December 30, 2010

Afghanistan, Kosovo, Georgia: NATO Quad Backs Terrorism, Despotism

http://english.ruvr.ru/2010/12/30/38345230.html

Voice of Russia
December 30, 2010

Better let the Genie stay in the bottle
Boris Volkhonsky


The British National Archives have declassified a scope of documents relating to the 1980s, the times of Margaret Thatcher as Prime Minister.

The papers are too numerous for all to be mentioned, but what seems to be most interesting is the account how shortly after the Soviet Union started its military operation in Afghanistan, British, American, German and French politicians secretly agreed to render "discreet support for the Afghan guerrilla resistance".

It should be noted that the Mujahideen in Afghanistan were from the very beginning covertly funded by the CIA, and later some factions of the "resistance movement" went on to form the "public enemy No 1" of today, the notorious Al-Qaeda. Osama bin Laden himself was at the time one of the prominent figures among the Mujahideen, although little is known about his actual military successes.

The meeting disclosed in the declassified papers took place in Paris on January 15, 1980, less than three weeks after the Soviet troops entered Afghanistan. The participants included the British Cabinet Secretary Sir Robert Armstrong, the US National Security Advisor Zbigniew Brzezinski, and government representatives from France and West Germany.

Among the measures agreed to by the western powers was the maintenance of "refugee" camps in Pakistan that served as bases for insurgents, and supply of certain equipment including surface-to-air missiles.

The training and supply of equipment went on till the Soviet troops' withdrawal from Afghanistan in February 1989. What resulted from this massive military support for the insurgents is all-too-well known. The Al-Qaeda militants, trained and equipped by the West, turned their arms against their former patrons. And now the West, most notably the US, is plunged into the worst war since World War II with no definite guarantee of ultimate victory.

This could be an isolated incident, but the West seems to keep on falling into the same trap over and over again.

When Chechen separatists demanded secession from Russia in the mid-1990s and Russia was compelled to take military measures, how much talk there was on the alleged "violations of human rights" and "disproportionate use of force" Thousands of Chechen "refugees" found a safe haven in Western Europe. And it was only much later that the West found out that a huge number of those "political refugees" it had welcomed open-heartedly were in fact ordinary criminals who continued their illegal activity in the West.

The same can be said about the Balkans. How much sympathy was shown towards the Kosovo separatists! It was the West, and namely the four countries that back in 1980 agreed to support the Mujahideen in Afghanistan, who were first to recognize Kosovo's unilaterally proclaimed independence in 2008. In less than three years the Council of Europe accused Kosovo Premier Hashim Thaci of being the head of a criminal ring involved in illegal trafficking of human organs back in the 1990s.

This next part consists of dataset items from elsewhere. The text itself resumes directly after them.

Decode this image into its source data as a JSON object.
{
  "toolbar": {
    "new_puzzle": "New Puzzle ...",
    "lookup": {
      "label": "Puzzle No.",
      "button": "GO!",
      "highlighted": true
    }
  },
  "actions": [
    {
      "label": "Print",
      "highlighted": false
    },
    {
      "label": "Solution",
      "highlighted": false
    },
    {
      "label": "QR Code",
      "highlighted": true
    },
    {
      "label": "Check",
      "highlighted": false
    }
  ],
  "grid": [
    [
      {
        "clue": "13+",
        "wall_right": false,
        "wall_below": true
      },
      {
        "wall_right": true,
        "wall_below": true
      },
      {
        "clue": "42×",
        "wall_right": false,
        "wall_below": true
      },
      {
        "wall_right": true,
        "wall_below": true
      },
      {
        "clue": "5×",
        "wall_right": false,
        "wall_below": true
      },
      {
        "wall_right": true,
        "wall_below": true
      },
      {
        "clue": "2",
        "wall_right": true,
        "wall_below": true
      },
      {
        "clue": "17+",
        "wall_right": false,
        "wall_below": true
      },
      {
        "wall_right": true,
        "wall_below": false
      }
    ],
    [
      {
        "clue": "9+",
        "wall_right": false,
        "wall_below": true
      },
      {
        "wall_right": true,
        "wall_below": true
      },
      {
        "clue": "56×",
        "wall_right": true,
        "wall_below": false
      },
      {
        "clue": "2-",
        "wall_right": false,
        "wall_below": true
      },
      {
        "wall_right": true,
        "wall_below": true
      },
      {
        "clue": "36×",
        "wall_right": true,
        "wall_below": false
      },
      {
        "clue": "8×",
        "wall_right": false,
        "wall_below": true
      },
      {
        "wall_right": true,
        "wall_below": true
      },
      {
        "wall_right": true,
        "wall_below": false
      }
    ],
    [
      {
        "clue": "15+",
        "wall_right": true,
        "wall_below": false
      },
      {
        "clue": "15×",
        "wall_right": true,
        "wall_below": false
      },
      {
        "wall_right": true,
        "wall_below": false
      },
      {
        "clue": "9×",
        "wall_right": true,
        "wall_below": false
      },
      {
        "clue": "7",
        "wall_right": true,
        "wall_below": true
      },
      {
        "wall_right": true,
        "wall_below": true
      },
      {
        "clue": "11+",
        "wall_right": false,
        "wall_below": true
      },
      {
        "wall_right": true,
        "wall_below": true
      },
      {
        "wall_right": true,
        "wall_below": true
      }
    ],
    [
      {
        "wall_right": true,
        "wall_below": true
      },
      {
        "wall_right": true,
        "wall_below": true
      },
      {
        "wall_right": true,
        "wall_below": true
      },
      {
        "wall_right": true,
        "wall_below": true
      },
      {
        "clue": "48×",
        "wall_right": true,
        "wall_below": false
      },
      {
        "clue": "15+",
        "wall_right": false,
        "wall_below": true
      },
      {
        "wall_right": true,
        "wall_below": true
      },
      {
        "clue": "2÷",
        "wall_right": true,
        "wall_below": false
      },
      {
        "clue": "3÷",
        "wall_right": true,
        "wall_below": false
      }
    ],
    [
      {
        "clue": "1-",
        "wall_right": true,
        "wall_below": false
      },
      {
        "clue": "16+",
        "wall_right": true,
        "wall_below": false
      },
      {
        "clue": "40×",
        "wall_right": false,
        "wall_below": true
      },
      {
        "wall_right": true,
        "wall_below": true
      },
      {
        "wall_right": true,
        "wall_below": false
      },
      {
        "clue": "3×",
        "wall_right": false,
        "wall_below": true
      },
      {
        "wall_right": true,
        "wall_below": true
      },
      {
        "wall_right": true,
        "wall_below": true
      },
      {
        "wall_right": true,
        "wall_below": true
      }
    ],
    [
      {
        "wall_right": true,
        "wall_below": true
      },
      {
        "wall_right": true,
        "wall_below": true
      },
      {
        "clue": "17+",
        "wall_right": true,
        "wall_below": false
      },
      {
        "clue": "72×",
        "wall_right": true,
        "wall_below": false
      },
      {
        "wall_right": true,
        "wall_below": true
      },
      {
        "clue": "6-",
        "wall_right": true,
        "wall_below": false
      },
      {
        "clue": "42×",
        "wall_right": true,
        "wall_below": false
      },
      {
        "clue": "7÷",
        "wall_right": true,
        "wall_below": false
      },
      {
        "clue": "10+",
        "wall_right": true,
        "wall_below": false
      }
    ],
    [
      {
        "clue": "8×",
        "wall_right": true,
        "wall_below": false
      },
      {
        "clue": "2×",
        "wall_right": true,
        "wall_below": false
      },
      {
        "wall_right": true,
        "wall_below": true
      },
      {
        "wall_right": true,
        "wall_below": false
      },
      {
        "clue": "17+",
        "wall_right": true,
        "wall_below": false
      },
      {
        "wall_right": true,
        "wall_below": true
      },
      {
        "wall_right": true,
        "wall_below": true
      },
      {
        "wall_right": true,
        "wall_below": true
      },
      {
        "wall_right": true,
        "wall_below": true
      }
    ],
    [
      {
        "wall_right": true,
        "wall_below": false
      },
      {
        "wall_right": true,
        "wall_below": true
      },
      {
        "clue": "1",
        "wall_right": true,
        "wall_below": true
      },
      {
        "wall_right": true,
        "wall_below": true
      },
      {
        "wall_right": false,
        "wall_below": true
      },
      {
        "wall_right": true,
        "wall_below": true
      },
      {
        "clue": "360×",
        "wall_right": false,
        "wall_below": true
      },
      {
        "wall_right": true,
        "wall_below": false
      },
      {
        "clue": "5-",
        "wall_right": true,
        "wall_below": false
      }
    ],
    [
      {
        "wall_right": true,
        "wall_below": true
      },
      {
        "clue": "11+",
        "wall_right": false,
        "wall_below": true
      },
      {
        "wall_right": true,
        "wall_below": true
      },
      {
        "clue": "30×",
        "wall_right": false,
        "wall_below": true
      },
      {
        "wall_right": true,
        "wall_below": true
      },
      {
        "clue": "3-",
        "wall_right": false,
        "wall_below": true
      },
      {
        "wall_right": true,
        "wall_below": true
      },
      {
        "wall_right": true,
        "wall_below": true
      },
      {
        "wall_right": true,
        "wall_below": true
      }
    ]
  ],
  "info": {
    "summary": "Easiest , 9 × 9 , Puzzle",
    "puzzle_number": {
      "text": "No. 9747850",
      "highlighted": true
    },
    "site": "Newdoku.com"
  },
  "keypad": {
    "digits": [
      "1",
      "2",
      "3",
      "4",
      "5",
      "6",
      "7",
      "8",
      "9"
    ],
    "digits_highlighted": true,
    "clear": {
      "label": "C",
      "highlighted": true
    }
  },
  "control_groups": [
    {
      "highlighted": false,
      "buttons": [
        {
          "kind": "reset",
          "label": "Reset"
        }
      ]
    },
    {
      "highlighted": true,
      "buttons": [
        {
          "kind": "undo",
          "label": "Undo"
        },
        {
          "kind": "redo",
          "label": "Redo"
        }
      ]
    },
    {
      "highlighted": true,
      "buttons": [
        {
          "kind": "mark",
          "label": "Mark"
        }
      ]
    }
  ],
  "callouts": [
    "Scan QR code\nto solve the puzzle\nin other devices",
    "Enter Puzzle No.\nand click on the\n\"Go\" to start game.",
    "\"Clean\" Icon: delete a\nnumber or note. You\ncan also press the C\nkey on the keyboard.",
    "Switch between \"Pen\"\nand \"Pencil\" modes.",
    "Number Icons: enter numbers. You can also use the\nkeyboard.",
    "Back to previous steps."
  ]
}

These are just a few of the many examples of when the West is eager to support some dubious public figures with only aim in mind – that is, to create a counter-balance, first against the Soviet Union and now Russia. But at the end of the day, the forces initially conceived as a counter-balance seem to backfire on their creators.

Now, the West is turning a blind eye to the crimes against humanity and open aggression against its neighbors committed by its new darling, the Georgian leader Mikhail Saakashvili. As for him personally, the West may feel safe – Saakashvili is quite happy with his status of a puppet in the West's hands which is the only guarantee for him to stay in power domestically. But this power is not to last long, and who knows what reactive force will eventually replace him in Georgia, and what targets it will choose in the future.

The lessons of the past are not to be forgotten, and the story of former allies turned primary enemies as was the case with Mujahideen who later formed Al-Qaeda is a good reminder.